Participants at the ICT Conference
By Walter Wilson Nana in Harare, Zimbabwe
Africa was not part of the agrarian and industrial revolutions. However, in the 21st century, Africa must be part of the technology revolution if the continent hhas to develop, Prof Sammy Chumbow from Cameroon told delegates during last month’s fifth annual conference of Information and Communications technology (ICT) in Harare Zimbabwe.
Information technology is present in all aspects of human development including education, agriculture, banking, government etc. Despite multi sectorial efforts to get the continent connected, a large number of Africans in rural areas will not even know what an ipad is if you show them one.

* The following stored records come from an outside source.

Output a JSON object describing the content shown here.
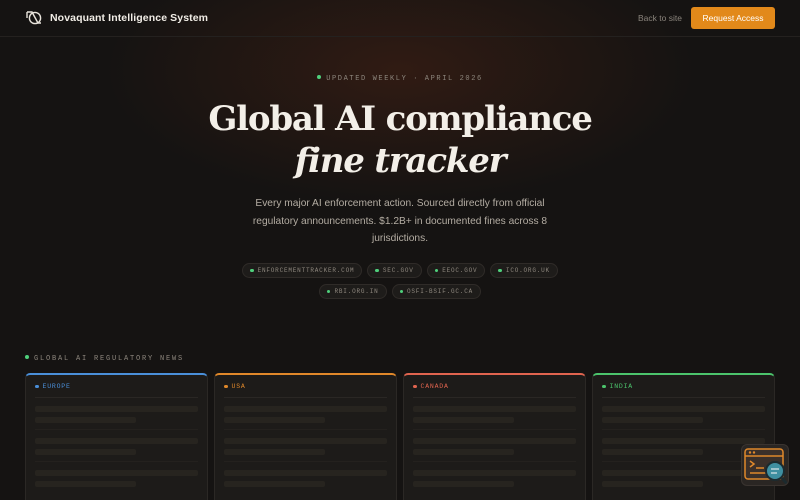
{
  "header": {
    "brand": "Novaquant Intelligence System",
    "back_link": "Back to site",
    "cta": "Request Access"
  },
  "hero": {
    "badge": "UPDATED WEEKLY · APRIL 2026",
    "title_line1": "Global AI compliance",
    "title_line2": "fine tracker",
    "description": "Every major AI enforcement action. Sourced directly from official regulatory announcements. $1.2B+ in documented fines across 8 jurisdictions.",
    "sources": [
      "ENFORCEMENTTRACKER.COM",
      "SEC.GOV",
      "EEOC.GOV",
      "ICO.ORG.UK",
      "RBI.ORG.IN",
      "OSFI-BSIF.GC.CA"
    ]
  },
  "news": {
    "section_label": "GLOBAL AI REGULATORY NEWS",
    "regions": [
      {
        "name": "EUROPE",
        "color": "#4a8fd9"
      },
      {
        "name": "USA",
        "color": "#e0882a"
      },
      {
        "name": "CANADA",
        "color": "#e0644f"
      },
      {
        "name": "INDIA",
        "color": "#4cc46c"
      }
    ]
  },
  "colors": {
    "accent": "#e2891a",
    "live_dot": "#4fd07c",
    "background": "#151312"
  },
  "icons": {
    "brand": "novaquant-logo-icon",
    "widget": "search-document-icon"
  }
}
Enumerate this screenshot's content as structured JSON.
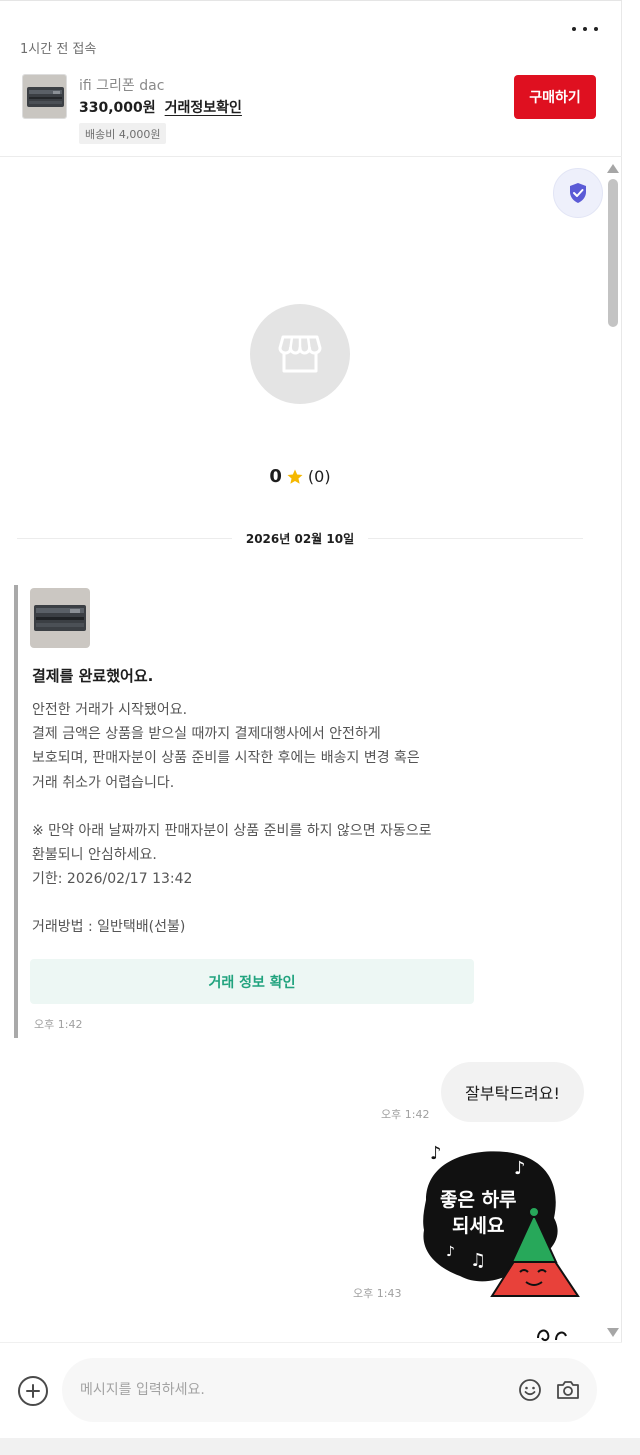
{
  "header": {
    "last_seen": "1시간 전 접속",
    "product_name": "ifi 그리폰 dac",
    "price": "330,000원",
    "deal_info_link": "거래정보확인",
    "shipping_fee": "배송비 4,000원",
    "buy_button": "구매하기",
    "more_icon": "more-horizontal-icon"
  },
  "profile": {
    "shield_icon": "shield-check-icon",
    "store_icon": "store-icon",
    "rating_score": "0",
    "rating_count": "(0)",
    "star_icon": "star-icon"
  },
  "date_divider": "2026년 02월 10일",
  "system_message": {
    "title": "결제를 완료했어요.",
    "body": [
      "안전한 거래가 시작됐어요.",
      "결제 금액은 상품을 받으실 때까지 결제대행사에서 안전하게",
      "보호되며, 판매자분이 상품 준비를 시작한 후에는 배송지 변경 혹은",
      "거래 취소가 어렵습니다.",
      "",
      "※ 만약 아래 날짜까지 판매자분이 상품 준비를 하지 않으면 자동으로",
      "환불되니 안심하세요.",
      "기한: 2026/02/17 13:42",
      "",
      "거래방법 : 일반택배(선불)"
    ],
    "button": "거래 정보 확인",
    "time": "오후 1:42"
  },
  "my_message": {
    "text": "잘부탁드려요!",
    "time": "오후 1:42"
  },
  "sticker": {
    "line1": "좋은 하루",
    "line2": "되세요",
    "time": "오후 1:43"
  },
  "input": {
    "placeholder": "메시지를 입력하세요.",
    "plus_icon": "plus-circle-icon",
    "emoji_icon": "smile-icon",
    "camera_icon": "camera-icon"
  },
  "colors": {
    "buy_button": "#df1020",
    "card_button_bg": "#edf7f4",
    "card_button_text": "#21a37e",
    "shield_bg": "#eef0fb",
    "shield_icon": "#5b5bd6",
    "star": "#f5b800",
    "sticker_bg": "#111111",
    "sticker_hat": "#27a85a",
    "sticker_face": "#e8413a"
  }
}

There are large companies in Africa engaged in international marketing that have no website while some Africans only see a computer for the first time when they enrol in a university. Speaking during the conference, Zimbabwe’s Deputy Prime Minister, Prof. Arthur Mutambara said ICT revolution is a game changer, and things cannot be the same again in Africa. “ICT affects every sector of our life.

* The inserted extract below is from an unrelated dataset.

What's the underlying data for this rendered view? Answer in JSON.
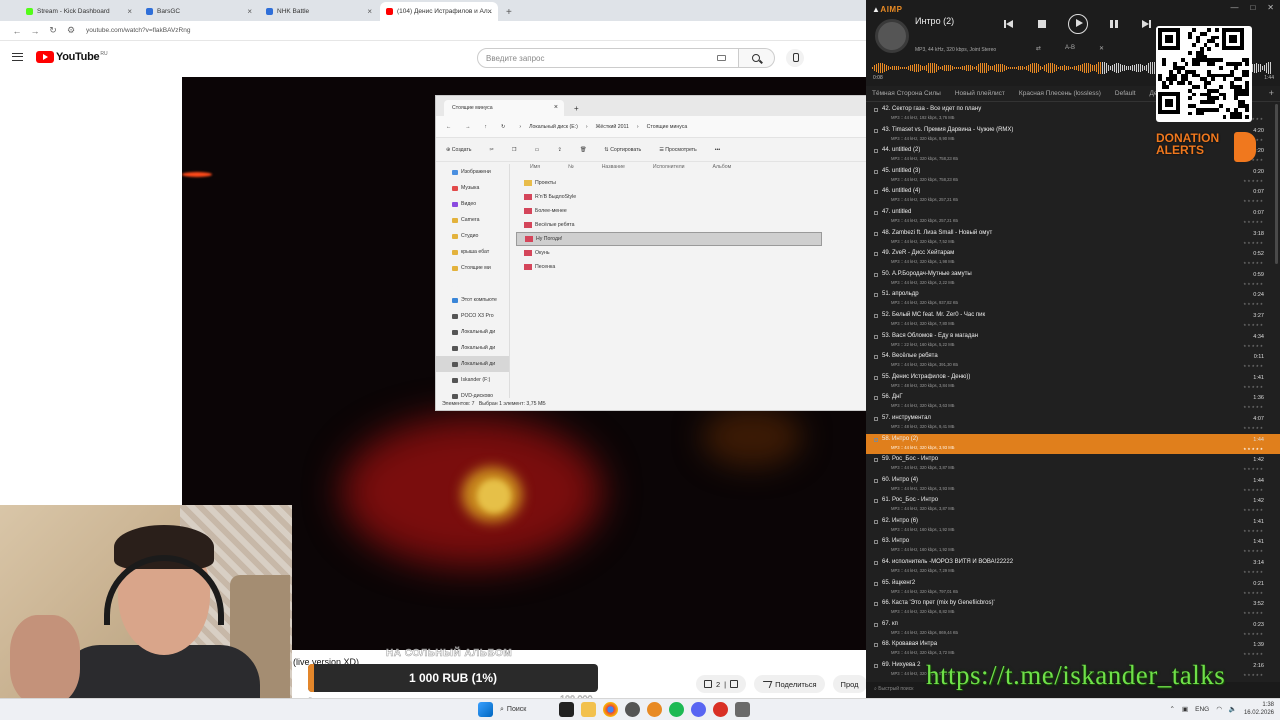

Africa must be competitive in all its facets of life and how we can use ICT to drive Africa’s competiveness, attract investors via ICT, develop it, customise it and stop being consumers of ICT,” the government executive officer said The host country that is often under the international spotlight for the wrong reasons appears to have moved faster than most African countries because it has an ICT minister.
The ICT Minister Nelson Chamisa told delegates that Africa should no longer be importing computers, “we should make them. We should consolidate and strategies on more ideas,” he added. Chamisa invited government across Africa to move very fast on the ICT developments as they do in other sectors.
But why is Africa reluctant in using the full potential of the information superhighway? Slow or non existent internet connections, computer literacy is basic (some secondary schools don’t even own a single computer or when they do, they are not for teaching purposes, ineffective power supplies etc.
Whatever reason is advanced for the slow progress of ICT in Africa is not good enough considering that the continents loses big time when it loses its competitive edge by not being part of the internet revolution. The Zimbabwean deputy Prime Minister Mutambara echoed this point when he told participants, “We can’t fight technology, we’ve to catch-up,”
Prof Sammy Chumbow
Encouraging signals from Africa
All is not lost though. Some Africans, most of them youths have taken up the challenge to get African join the a rapidly changing technology world. The BBC in this story revealed that a 29 year old Nigeria had invented a cheap version of an Ipad that could stand against any developed by global giant technology company Apple. Another 28 year old Nigerian Lakunle Ogungbamila did not worry that Nigeria has slow internet connectivity and massive poiwer outrages but went ahead to create an internet based gaming company that can rival any in the west (see separate story). This are encouraging signs that despite the slow introduction of information technology, some youthful Africans are facing the challenge head-on.
The future of ICT in Africa
Participants agreed African governments and the private sector must be at the forfront of the drive to include Africa in the fast changing world of technology. African governments now need to devote less resources to maintaining a fighting or idel army and more to teaching technology early to African children. Parents need to encouraging their kids to be technology savvy not necessarily by buying them all those technological gadgets like Ipads, and smartphones but developing their interests in learning technological related subjects like programming. Not surprisingly, the conference was co-ordinated by yet another Nigerian Professor Adekunle Okunoye of Xavier University, USA. The next ICT conference will take place is Kenya next year.